届かなくても、
そんなことを聞かされて
元気がなくなるとか、
そういうことはなかった。
ただちょっとした趣味が出来なくなった
そんなような感覚だった。
改めて
恋愛とか自分にとっては二の次なんだ、と思う。
学校は学習するための場であり
人間関係を第一にする場ではない。
彼の好きな人が誰だろうが
今の私にとってはどうでもいいことだった。
「その彼女って誰ー?」
近くで話を聞いていたもう一人の友達が
その友達に聞いた。
その子はしばらく考え込む仕草をして
あっと声を上げ指を指した。
「あの子だったと思う。
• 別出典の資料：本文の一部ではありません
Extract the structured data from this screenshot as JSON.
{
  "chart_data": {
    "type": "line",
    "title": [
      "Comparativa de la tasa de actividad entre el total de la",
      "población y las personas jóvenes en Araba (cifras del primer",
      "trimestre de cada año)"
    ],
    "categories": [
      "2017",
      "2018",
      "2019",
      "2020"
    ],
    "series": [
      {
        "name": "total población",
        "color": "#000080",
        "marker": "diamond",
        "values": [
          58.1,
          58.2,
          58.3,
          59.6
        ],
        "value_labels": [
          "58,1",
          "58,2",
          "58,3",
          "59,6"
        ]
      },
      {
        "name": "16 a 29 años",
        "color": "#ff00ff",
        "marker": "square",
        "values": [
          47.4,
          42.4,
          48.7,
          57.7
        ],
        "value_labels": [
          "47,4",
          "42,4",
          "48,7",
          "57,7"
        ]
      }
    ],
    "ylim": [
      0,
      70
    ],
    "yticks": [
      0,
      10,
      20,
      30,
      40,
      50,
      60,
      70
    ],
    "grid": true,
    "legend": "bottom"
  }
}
多分」
指を指す方向を見ると
清楚系の女子が立っていた。
黒髪を二つに分けていてストレート。
ぱっちりした目がくるくると動いていた。
「誰?」
「転校生じゃん?
えっとー、あの、
一組に来た転校生」
「『レイア』ちゃんだっけ?」
『レイア』と呼ばれたその子は
彼を見つけると小さく手を振った。
それを見た彼の友人が冷やかす。
彼は友人にうっせぇよ、と笑って
『レイア』ちゃんの元へと向かう。
持っていた学校指定の鞄には
『松川 麗亜』と書かれていた。